Islam di Asia tenggara memiliki pengalaman dalam tarik menarik antara konsesi-konsesi sinkretis kepada khazanah lokal dan upaya-upaya para reformis untuk menjaga kemurnian pesan Islam.
Islam di Asia Tenggara pada mulanya berhadapan dengan tradisi politik dan estetika yang telah mapan. Tradisi estetika pribumi telah dipengaruhi dengan amat kuat oleh varian Asia Tenggara dari kisah Hindu Ramayana dan Mahabharata, serta sistem politik yang berpusat pada raja.

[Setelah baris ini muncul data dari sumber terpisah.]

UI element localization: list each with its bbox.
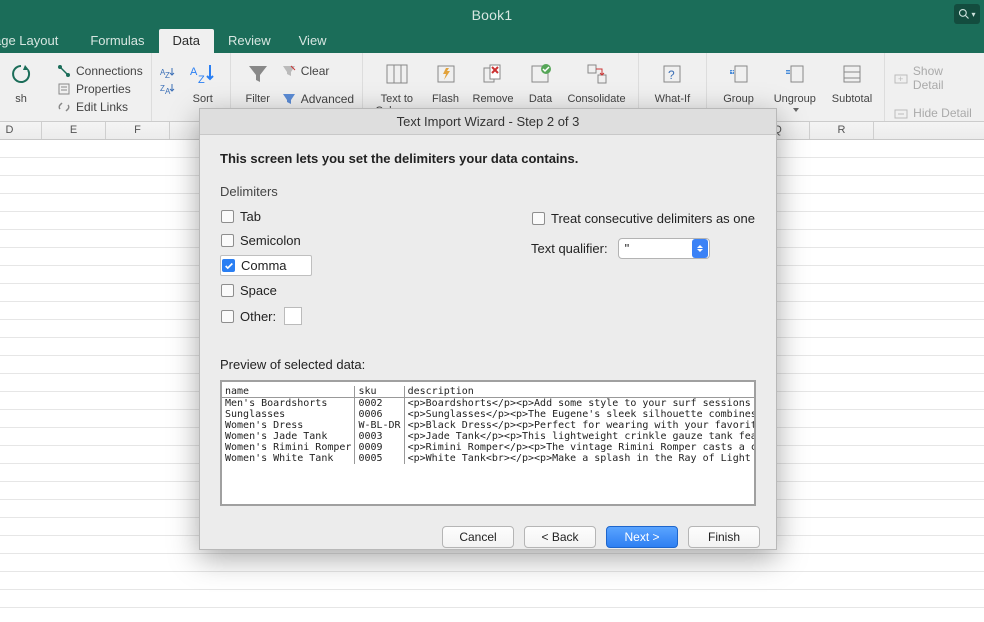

Islamisasi negara di belahan dunia ini tidak dilakukan dengan cara menggulingkan dinasti atau kerajaan yang sedang berkuasa. Islamisasi umumnya berlangsung melalui pemindahan agama sang raja, dan penyusunan kembali struktur maupun idiom-idiom kerajaan.
Institusi ini mempertahankan banyak simbol dan institusi-institusi dari masa pra-Islam pada masa lampau meskipun hal itu memperkenalkan mereka dengan istilah-istilah yang sesuai dengan mistisisme sufi dan model-model kepenguasaan yang dipengaruhi oleh Persia. Perkembangan Islam di wilayah ini juga ditandai oleh perselisihan yang pahit mengenai seberapa jauh kaum muslim dapat mengakomodasi adat istiadat setempat.
Secara umum, sinkretisme terbagi dalam dua kelompok, yakni antaragama dan intraagama. Sinkretisme antaragama bisa dilihat pada agama Sikh dan Bahai. Agama Sikh yang lahir pada akhir abad ke-15 di India merupakan kombinasi Hindu-Islam.
Kemahaesaan Tuhan, seperti yang disebut dalam Islam, sangat ditekankan dalam agama Sikh. Dalam sembahyang pagi –kira-kira seperti subuh– mereka memanggil Tuhan sebagai Sang Esa, seperti halnya Islam. Mereka melarang menggambar atau membuat patung Tuhan. Hal yang sama juga terjadi pada agama Bahai.
Agama Bahai yang didirikan pada pertengahan abad ke-19 justru meramu lebih banyak lagi agama: Islam, Kristen, Buddha, dan Zoroaster. Pendirinya Mirza Husain Ali, yang dijuluki “Bahaullah” (Kemenangan Tuhan), semula adalah penganut aliran Babiyah; sebuah cabang dari sekte Syiah yang mengklaim mempunyai keistimewaan akses menuju kebenaran final.
Di Indonesia sinkretisme antaragama bisa dilihat pada agama Tri Darma, yaitu Taoisme, Kong Hu Cu, dan Buddha. Sekalipun secara formal memiliki pemimpin keagamaan dengan kualifikasi tertentu, tempat ibadah, dan kitab suci tersendiri, mereka masing-masing memiliki kesamaan menyangkut kepercayaa dan upacara ritual.
Contoh lain adalah sinkretisme Jawa yang disebut Agami Jawi (agama Jawa). Sebenarnya, Agami Jawi itu hanya salah satu varian dalam Islam (orang Jawa), bukan sebuah lembaga agama yang berdiri sendiri. Para penganutnya tetap mengaku diri sebagai seorang muslim.
Daftar Pustaka:
Eliade, Mircea, ed. The Encyclopedia of Religion. New York: Macmillan Publishing Company, 1987.
Elwell, Walter A., ed. Evangelical Dictionary of Theology. Grand Rapids: Baker Book House, 2001.
Fox, James J. Indonesian Heritage: Religion and Cultural. Singapore: Archipelago Press, 1998.
Haviland, William A. Antropologi. Jakarta: Erlangga, 1988.
Howard, Michele C. Contemporary Cultural Anthropology. New York: Harper Collins College Publishers, 1993.
Keesing, Roger M. Cultural Anthropology: A Contemporary Perspective. Sydney: Holt, Rinehart and Winston, Inc., 1981.
Seymour-Smith, Charlotte. Macmillan Dictionary of Religion. London: Macmillan Press, 1994.